If you were to launch additional 1.0 or 1.1 pods, the Envoy proxies would automatically integrate them into the existing balancing rules. Istio simply relies on the version number you have specified in the corresponding label when starting the pod, resulting in no additional overhead on your end.

Not much is necessary to implement the example described above. A YAML file that contains the corresponding rules and can be imported into Istio with the istio command is all it takes. Examples can be found in the Istio documentation.

Even More Possibilities

In this article, I can only hope to provide a brief overview of the Istio feature set. The principle of stability, which permeates all functions, is clearly in the foreground with Istio. Functional load balancing is only the most obvious example, but by far not the only one.

For example, Istio has built-in health checks for all pods successfully identified by Pilot. Istio monitors these back ends regularly. If a back end fails, Envoy proxies usually react immediately and remove the defective back end from the distribution. If something unexpected goes wrong and a connection is lost, Istio detects this, too, and the responsible Envoy proxy instantly rewires the connection. Of course, this only applies if you have not set Retry as the default tactic in the Istio configuration, thus forcing a different behavior.

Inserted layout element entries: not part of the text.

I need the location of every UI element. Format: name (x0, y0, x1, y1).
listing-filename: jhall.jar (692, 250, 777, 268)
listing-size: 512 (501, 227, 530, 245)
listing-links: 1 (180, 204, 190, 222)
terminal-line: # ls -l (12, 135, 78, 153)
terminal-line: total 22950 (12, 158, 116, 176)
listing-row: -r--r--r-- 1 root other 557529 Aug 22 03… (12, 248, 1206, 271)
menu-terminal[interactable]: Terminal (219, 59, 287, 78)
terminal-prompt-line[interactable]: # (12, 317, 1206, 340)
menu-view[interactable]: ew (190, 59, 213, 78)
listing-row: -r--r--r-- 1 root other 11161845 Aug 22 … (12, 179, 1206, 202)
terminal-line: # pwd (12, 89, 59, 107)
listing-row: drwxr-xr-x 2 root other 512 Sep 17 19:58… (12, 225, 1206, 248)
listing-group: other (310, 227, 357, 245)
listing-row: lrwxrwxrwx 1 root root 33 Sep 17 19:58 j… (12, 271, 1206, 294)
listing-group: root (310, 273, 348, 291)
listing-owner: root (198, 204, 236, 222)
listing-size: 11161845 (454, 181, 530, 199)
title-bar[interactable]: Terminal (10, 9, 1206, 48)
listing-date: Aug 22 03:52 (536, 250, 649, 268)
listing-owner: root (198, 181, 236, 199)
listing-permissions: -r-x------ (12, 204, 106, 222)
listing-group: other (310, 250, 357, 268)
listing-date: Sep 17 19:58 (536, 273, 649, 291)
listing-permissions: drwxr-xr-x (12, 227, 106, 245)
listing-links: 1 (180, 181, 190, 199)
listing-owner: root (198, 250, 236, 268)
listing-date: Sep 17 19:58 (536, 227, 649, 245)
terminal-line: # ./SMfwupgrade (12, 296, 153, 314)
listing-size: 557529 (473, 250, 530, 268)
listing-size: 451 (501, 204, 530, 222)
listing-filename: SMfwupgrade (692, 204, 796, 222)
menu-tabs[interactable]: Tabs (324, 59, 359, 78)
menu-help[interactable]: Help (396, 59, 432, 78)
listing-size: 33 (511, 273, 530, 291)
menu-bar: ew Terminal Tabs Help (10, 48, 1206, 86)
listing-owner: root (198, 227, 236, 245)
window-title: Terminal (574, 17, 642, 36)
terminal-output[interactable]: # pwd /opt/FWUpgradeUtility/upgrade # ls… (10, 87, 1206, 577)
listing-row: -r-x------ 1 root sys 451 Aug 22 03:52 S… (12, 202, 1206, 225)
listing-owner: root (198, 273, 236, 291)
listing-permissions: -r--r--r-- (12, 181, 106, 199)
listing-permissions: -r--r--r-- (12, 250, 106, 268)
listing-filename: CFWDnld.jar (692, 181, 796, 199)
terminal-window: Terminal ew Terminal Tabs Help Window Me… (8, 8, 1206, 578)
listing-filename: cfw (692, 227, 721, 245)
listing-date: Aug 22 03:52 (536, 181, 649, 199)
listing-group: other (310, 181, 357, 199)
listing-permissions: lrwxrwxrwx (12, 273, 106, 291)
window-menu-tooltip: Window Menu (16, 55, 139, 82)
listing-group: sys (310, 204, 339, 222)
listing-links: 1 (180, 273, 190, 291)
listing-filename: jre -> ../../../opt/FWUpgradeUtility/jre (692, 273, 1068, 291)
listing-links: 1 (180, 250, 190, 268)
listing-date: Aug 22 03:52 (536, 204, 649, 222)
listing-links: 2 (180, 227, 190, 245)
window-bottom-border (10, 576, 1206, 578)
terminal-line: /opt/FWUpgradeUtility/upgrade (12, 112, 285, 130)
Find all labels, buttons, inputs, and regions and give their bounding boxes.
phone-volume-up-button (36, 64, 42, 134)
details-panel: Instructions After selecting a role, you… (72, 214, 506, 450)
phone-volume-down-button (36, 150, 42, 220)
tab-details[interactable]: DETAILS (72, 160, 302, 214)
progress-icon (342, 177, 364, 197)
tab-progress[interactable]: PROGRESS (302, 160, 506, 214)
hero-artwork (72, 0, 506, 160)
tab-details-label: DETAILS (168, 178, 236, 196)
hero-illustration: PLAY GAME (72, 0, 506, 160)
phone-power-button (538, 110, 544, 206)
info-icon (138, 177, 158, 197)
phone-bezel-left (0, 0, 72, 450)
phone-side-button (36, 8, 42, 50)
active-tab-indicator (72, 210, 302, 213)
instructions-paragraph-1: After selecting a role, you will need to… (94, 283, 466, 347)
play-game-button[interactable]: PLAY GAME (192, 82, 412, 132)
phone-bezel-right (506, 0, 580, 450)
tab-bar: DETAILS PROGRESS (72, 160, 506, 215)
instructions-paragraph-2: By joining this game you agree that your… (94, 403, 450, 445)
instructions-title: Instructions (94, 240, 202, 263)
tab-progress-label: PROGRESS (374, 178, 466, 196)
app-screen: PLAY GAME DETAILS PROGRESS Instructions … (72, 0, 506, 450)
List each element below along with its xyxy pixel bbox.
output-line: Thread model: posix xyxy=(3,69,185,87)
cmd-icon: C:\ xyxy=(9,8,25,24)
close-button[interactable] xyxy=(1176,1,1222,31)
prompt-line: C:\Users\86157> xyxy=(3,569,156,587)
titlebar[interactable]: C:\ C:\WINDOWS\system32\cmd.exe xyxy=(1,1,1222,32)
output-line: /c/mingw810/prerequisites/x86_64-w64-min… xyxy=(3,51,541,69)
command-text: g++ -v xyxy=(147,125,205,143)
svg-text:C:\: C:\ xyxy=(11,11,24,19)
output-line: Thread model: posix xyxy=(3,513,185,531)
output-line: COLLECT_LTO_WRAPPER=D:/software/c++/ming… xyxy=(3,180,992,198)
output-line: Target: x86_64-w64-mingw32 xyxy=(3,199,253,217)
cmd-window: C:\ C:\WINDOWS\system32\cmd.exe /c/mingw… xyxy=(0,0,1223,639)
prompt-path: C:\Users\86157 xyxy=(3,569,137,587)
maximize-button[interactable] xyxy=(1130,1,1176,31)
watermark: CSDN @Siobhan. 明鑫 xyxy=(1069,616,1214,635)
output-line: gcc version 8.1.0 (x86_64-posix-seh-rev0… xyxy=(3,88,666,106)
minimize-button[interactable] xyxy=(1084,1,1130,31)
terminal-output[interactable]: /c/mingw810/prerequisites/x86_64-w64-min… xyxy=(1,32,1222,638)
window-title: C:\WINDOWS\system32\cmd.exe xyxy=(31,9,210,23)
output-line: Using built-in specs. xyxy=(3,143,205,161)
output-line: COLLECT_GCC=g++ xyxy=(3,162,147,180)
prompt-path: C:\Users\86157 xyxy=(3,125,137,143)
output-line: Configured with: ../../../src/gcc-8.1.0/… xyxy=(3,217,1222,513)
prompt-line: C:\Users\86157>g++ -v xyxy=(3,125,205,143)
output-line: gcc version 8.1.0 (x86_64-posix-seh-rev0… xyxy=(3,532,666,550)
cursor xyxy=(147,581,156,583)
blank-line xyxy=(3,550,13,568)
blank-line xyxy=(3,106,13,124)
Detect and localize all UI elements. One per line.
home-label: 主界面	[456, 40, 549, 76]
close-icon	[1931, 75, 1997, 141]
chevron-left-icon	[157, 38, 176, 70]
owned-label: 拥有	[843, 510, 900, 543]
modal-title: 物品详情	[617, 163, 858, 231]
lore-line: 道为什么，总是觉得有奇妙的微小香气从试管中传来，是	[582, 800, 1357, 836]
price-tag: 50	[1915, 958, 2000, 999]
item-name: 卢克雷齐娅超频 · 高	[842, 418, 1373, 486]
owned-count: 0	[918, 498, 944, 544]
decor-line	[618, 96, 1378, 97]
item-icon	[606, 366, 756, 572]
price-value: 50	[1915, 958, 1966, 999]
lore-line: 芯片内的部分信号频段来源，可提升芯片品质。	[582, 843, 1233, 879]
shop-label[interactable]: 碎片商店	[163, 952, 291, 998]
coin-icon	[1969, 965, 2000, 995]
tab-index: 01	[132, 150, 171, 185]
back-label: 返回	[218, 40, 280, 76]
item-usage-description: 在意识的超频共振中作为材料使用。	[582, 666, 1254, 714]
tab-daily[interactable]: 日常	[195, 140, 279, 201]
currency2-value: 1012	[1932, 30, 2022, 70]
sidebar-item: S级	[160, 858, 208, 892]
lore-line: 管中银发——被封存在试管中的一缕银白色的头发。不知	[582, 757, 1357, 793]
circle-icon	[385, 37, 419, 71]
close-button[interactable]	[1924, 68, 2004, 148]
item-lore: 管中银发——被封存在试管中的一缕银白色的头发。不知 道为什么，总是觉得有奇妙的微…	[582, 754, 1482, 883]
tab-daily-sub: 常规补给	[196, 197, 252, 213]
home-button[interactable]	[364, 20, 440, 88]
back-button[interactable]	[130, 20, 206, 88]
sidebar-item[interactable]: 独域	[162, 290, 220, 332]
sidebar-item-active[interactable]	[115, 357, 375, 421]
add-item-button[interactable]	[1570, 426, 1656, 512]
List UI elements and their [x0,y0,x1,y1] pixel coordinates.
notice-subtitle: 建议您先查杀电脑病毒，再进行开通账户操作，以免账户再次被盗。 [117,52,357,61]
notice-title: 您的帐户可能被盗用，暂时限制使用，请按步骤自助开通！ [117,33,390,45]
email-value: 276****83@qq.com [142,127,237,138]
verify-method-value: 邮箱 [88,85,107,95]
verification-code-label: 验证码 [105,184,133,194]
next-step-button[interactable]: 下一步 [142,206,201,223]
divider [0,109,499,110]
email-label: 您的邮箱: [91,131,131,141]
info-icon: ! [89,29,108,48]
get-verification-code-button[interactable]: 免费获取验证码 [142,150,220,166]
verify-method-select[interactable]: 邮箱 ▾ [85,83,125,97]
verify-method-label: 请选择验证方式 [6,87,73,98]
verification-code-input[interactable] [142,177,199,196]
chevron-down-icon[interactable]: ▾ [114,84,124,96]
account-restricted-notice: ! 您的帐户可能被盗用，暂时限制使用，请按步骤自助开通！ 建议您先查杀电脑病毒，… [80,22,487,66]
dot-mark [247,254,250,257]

If you want to test whether your container application reacts to errors as desired, Istio offers a fault injection mode. The solution then adopts the role of a Chaos Monkey and provides the adjacent pods with nonsensical input data. This capability is enormously helpful, because an application can be tested in a staging environment without risking problems in real operation.

If everything goes haywire, Istio also offers a circuit breaker function, which is a kind of throttle that takes effect when specific parameters (e.g., the number of incoming connections) exceeds values you can set yourself.

Because every Pod is involved in the dynamic routing of traffic as part of the mesh network, Istio-based meshes are well protected against bad guys by the circuit breaker feature. Such a setup might not survive a massive traffic bomb without damage, but the script kiddies will definitely have more difficulty finding attack vectors.

Finally, don't forget policy-based options in Istio. A central API can filter out or direct certain traffic in an orderly manner.

Conclusions

For container applications, automatic traffic rerouting offers massive advantages in many respects. First, Istio offers open and well-documented APIs that make Istio completely independent of a particular platform (Figures 2 and 3). By relying on Istio, you can use the same interface – as part of a development or DevOps team – whether the setup runs on Mesos, Kubernetes, AWS, or something else.

Figure 2: Beside Kubernetes, as shown here in the form of Red Hat OpenShift, Istio supports …

Figure 3: … other environments, like Mesos, as the Istio APIs reveal here.

The same principle applies in the opposite direction. Initially, it does not matter where an Istio instance sources its information. Within the environment, all data can always be accessed via the same APIs. If you connect an Istio cluster with Prometheus to improve your statistical base for the network health state, access to this data follows the same procedures as for any other data.

At the same time, Istio offers functions for routing traffic within the mesh that would be difficult to implement otherwise – not as a generic solution, but always specific to a setup. Anyone planning and implementing an application based on the microarchitecture approach will therefore want to take a closer look at Istio and include the product in their own planning. It is virtually impossible to achieve greater flexibility in network matters.

By the way, Red Hat has once again proved that Istio is not a flash in the pan: It has a keen sense of trends and is now offering Kiali for Istio [2]. Kiali visualizes Istio's mesh rules, thus enabling virtualization with graphical appeal (Figure 4).

Figure 4: Red Hat's Kiali visualizes the service mesh in Istio, making it easier to understand.